Design: A cross-sectional study of blood pressure during wakefulness and sleep among participants with and without sleep-disordered breathing.
Setting: Community-based study.
Participants: 147 men and women, aged 30 to 60 years, selected from Wisconsin State employees enrolled in the Wisconsin Sleep Cohort Study, an ongoing, prospective, epidemiologic study of sleep-disordered breathing.

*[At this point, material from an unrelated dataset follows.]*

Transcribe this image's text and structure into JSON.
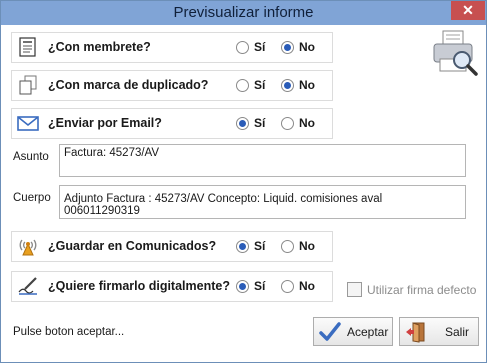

Measurements: Sleep and medical history interview, nocturnal polysomnography, and 24-hour ambulatory blood pressure monitoring in all participants.
Results: Mean blood pressures were significantly higher among participants with sleep apnea (≥ 5 apneas or hypopneas per hour of sleep) compared with those without (131/80 ±1.7/1.1 mm Hg compared with 122/75 ±1.9/1.2 mm Hg during wakefulness and 113/66 ±1.8/1.1 mm Hg compared with 104/62 ±2/1.3 mm Hg during sleep, respectively; P < 0.05). The variability of the blood pressure during sleep was significantly greater in participants with sleep apnea or a history of snoring compared with those without (P < 0.05). After controlling for obesity, age, and sex, sleep apnea was significantly associated with hypertension in a dose-response fashion, with odds ratios ranging from 2.0 for 5 apneic or hypopneic episodes per hour of sleep to 5.0 for 25 apneic or hypopneic episodes.
Conclusions: Our data indicate an association between hypertension and sleep apnea independent of obesity, age, and sex in a nonselected, community-based adult population.